The American banks pay your average DCM banker $600-750k in a total package. The UK and European banks range between £200k and £400k, with around 25% deferred over three years and the remaining 25% in shares that would also vest over a three-year schedule. Mergers and acquisitions (M&A) specialists, as well as coverage bankers often make more, subject to ultimate deal revenues and the state of the broader M&A market. Needless to say, it is never enough.

It will be interesting to see how the world of investment banking copes with coronavirus and its ensuing cor­porate fallout. An industry that relies on communication, travel, interactions and deal flow may struggle to sustain itself and pay out bonuses that keeps the machine moving.

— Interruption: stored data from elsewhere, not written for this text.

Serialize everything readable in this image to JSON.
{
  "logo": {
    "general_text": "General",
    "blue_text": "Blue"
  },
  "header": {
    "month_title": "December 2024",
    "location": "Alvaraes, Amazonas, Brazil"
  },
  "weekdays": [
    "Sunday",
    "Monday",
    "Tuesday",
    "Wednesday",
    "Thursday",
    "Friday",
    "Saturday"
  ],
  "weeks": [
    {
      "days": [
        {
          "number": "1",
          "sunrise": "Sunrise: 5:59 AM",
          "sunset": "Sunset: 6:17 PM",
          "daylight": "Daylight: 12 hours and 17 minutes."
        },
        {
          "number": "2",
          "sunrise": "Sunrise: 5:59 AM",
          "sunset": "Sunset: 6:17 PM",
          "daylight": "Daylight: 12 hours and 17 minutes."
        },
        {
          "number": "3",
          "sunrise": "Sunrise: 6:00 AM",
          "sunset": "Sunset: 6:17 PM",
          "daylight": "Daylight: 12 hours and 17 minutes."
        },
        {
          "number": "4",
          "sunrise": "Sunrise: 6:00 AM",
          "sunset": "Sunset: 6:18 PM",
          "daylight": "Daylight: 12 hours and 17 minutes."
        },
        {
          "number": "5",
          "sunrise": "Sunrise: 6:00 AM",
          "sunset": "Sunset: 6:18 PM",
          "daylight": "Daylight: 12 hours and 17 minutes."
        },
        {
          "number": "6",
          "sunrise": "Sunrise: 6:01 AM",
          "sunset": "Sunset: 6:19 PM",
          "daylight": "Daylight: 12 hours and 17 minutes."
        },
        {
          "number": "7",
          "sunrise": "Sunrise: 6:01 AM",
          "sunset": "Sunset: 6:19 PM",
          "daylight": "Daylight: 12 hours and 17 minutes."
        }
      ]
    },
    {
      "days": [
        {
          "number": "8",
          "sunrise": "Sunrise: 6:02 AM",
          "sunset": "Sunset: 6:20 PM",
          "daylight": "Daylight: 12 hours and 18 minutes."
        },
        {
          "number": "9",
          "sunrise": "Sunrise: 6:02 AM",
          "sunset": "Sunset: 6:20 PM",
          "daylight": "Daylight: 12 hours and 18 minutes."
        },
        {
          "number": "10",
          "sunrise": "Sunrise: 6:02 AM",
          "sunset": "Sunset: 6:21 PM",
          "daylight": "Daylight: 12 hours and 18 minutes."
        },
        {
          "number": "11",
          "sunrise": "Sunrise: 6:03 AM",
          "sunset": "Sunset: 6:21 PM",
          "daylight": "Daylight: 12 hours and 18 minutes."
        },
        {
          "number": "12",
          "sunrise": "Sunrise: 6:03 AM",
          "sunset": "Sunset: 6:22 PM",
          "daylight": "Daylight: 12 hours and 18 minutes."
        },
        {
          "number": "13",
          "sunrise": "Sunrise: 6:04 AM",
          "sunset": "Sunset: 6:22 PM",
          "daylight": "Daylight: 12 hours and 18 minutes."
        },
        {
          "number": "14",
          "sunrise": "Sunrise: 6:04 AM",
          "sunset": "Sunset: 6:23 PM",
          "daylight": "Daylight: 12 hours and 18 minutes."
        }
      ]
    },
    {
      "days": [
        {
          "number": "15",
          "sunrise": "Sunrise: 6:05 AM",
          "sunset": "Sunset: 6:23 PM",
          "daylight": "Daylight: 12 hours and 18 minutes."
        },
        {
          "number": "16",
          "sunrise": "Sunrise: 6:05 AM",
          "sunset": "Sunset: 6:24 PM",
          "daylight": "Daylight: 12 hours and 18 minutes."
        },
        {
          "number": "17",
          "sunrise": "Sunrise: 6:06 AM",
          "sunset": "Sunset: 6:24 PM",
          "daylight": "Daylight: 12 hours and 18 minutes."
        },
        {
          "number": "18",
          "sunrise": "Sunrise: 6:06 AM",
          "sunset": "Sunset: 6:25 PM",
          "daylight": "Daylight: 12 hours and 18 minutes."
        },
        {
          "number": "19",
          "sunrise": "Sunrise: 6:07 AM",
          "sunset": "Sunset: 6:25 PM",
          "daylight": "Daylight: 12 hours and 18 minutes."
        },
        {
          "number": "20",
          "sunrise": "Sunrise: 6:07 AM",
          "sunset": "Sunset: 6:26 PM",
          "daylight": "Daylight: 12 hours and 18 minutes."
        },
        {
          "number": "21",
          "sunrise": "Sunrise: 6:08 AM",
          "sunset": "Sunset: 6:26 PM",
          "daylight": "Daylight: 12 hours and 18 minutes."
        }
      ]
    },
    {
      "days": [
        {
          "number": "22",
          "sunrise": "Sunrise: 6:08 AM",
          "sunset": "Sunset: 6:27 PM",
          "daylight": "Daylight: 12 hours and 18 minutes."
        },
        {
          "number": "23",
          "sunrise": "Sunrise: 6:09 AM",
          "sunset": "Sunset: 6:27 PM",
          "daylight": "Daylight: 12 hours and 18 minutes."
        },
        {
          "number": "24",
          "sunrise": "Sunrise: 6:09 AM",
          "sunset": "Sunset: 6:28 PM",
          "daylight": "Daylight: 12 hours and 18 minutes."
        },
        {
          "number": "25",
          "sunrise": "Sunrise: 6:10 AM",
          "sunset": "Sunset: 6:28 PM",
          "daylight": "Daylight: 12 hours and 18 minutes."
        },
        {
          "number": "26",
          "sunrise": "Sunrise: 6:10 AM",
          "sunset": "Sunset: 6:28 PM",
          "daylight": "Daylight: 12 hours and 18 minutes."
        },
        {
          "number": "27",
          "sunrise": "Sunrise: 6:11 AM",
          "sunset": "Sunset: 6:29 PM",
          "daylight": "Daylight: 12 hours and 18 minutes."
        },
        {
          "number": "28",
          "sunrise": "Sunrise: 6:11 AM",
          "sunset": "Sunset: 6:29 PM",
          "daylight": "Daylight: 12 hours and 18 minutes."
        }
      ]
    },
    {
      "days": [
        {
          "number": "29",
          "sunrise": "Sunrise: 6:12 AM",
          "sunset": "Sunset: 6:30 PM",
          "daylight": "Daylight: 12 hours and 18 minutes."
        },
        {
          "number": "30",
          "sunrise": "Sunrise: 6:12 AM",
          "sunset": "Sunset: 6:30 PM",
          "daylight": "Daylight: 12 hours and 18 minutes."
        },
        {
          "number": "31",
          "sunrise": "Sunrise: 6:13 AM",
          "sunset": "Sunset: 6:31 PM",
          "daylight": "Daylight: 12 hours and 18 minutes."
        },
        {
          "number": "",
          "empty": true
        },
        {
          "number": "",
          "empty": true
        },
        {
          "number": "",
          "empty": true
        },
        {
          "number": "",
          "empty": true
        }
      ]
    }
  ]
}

Bankers are known for their eagerness to jump on the next flight. With many banks struggling with higher levels of uncertainty, deal activity is more sporadic – be it M&A or other opportunistic financings. It is hard to imagine bankers justifying long travel. However, I knew bankers who would jump on a flight at the shortest of notices or slightest of hints from a client. All it took was a proverbial ‘flash of the proverbial ankle’ and voila! Your banker was there.

In the UK, a director on our team was notorious for comparing the air miles he had earned at the end of each year and bragging about the status he had achieved. ‘Oh man, I have been so busy and on so many flights this year, they even know to take out the macadamia nuts from my snacks now,’ he would brag.

You would think that the last financial crisis would have brought a bit of humility to the industry as a whole. Bankers should have learnt that not ev­ery­thing they touch turns to gold. Granted, there are larger compliance departments than five years ago – in some cases larger than the number of actual bankers them­selves – but they do not seem to stop bad actors doing the same thing all over again.

From my perspective, there’s little to stop a repeat of the Great Recession. Back in 2007-08, Citigroup, AIG and a few others were deemed ‘too big to fail’. RBS was one such institution here in the UK. That is exactly why the US and UK governments stepped in to bail these institutions out: the fear was that the systemic risk caused by the failure of even one of these institutions would be too much to handle. But in doing so, did the government just give bankers the licence to continue on their merry way, because no matter what, there would always be a safety net there? With the merging of entities and the bloating of balance sheets, the ‘too big to fail’ group is probably even scarier than before.

I’ve listened to the earnings calls that banks give to investors and analysts, as well as the yearly results calls by the chiefs of all these institutions. And I have often scratched my head. Rather than getting simpler, I would say the financials of these institutions have got more complex. Yes, you had your line items for income statements and balance sheets and so on, but each of those line items had such an excessive level of detail buried in the footnotes that you needed a Sherlock Holmes-style mind just to find them. In the UK, I often found myself trying to figure out what the true earnings of our company was: before exceptionals, after exceptionals; before charges, after charges? It’s all purposefully opaque.

But the gods of finance have offered the industry an opportunity for redemption, albeit in the form of a pandemic. Businesses are struggling, employees are being laid off, there is a shortage of cash and we are suddenly in familiar territory again – we are entering the trough of a recession. It looks like it’s going to be a big one.

So, yes, bankers can keep making those deals, keep their clients engaged and keep the money flowing. Whether people realise it or not, that’s what is needed. What banks can also do is lend more: to small businesses and to individuals, and without exorbitant fees, hidden charges or penalties. It would also be a good opportunity for those bankers to take their minds away from their bonus. They could even sacrifice some of it. Maybe donate it to a charity of their choice. Or try do something positive and socially uplifting with their positions of extraordinary privilege. Whether they grab this opportunity and enforce these changes for the better… well, as a former banker, I wouldn’t be betting my bonus on it.